The previously sorted algorithm

time to read 4 min | 775 words

The performance team has noticed that a particular scenario (importing large number of documents) is spending a lot of time sorting data. The finger was pointed directly at this guy:


Those are 11.3% of the total operation time, in an area that is already extremely optimized. Before I go forward and explain what we did, I need to explain what is going on here. Consider the following JSON document (taken from the JSON value in Wikipedia):


RavenDB has progressed far beyond storing JSON as text. I have a 7 parts series of posts that talk about how we store things. But the basic idea is that instead of storing the data as text, we store it in a well crafted binary format that is optimized for reading parts of the document without having to do any work. In other words, if I wanted to what is the type of the second phone number in this document, I wouldn’t have to parse it all. I would go to the root document table and find the ‘phoneNumbers’ positions, just to that, and then just to the second value, and then find the ‘type’ entry in that object table, and then I’ll have the value.
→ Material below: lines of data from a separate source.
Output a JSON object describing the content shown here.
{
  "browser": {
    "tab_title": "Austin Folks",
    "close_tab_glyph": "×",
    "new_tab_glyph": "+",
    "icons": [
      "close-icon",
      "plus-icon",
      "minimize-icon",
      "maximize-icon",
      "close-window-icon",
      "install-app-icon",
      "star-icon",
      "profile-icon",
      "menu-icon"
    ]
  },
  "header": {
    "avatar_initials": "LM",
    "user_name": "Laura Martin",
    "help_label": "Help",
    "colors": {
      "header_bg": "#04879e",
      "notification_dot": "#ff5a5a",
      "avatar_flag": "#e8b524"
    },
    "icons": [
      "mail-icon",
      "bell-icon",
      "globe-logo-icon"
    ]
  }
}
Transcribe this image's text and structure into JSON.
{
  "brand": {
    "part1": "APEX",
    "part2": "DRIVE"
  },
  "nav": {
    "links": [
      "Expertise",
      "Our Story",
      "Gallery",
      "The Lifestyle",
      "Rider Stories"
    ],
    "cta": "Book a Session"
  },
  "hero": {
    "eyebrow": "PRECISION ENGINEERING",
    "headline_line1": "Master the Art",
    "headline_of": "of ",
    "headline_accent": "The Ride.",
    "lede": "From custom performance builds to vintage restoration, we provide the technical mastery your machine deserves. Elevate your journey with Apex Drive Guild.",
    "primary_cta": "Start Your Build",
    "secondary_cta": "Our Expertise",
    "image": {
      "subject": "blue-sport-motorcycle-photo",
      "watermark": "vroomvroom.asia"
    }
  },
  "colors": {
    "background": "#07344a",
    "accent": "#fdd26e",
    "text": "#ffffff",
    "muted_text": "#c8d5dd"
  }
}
Those searches inside the table require us to have the property names sorted, so we can do a binary search on them. Binary search is really good, giving us efficiency of O(logN). But we do better actually, in fact,  we do a lot better than that, with amortized cost of O(1).  How do we do that? We do that by utilizing a very interesting aspect. We keep seeing the same (or very similar) documents, so we can learn from previous searches and start the search for a property name in the position we have previously found it. This tend to have high probability of success, and at most add a single operation, so it is very successful optimization.

But in order to do that, we need to make sure that the data is sorted. And as you can see in the profiler trace above, this is decidedly non trivial. In fact, we pay over 11% (!) of our JSON parsing time just in sorting those tables. That is crazy. We considered switching to a tailored sort algorithm, but this part was already heavily optimized. Instead of sorting by strings, we are pre-sorting all seen values, then sort on their previously calculated order. That means that we don’t need to do a lot of string comparisons, but this still killed us.

Then I remember that we aren’t trying to optimize a single run. Instead, we are trying to optimize the entire process. And given that observation, we can utilize that knowledge. The basic idea is simple, we assume that most of the time we are going to see similar data, so we are going to cache the sort order. Next time we get an object to sort, we can check if we have sorted this sequence of properties before, and just use that sort. This translate the operation into going over the list of properties a few times, with very little actual code and behavior. The details are a bit gnarly, of course, because we have a lot of stuff that we need to deal with (anything from duplicate properties to dynamic changes in property ids between documents to deciding how much we should cache and how we should do it), but we got it working.

The result is beautiful:


It is even more impressive if you look at the performance comparison directly:


Total runtime dropped by close to 3 seconds, and we saved our 11% back with interest. Overall we are 13% faster.

This is us testing on production data, which has a high degree of real world issues. Because the data has been through multiple releases and mutations.

But the key here is that this change actually improved all of RavenDB’s JSON reading capabilities. As you might imagine with a JSON Document DB, we tend to do quite a lot of JSON parsing, and all of that just got an amazing performance boost.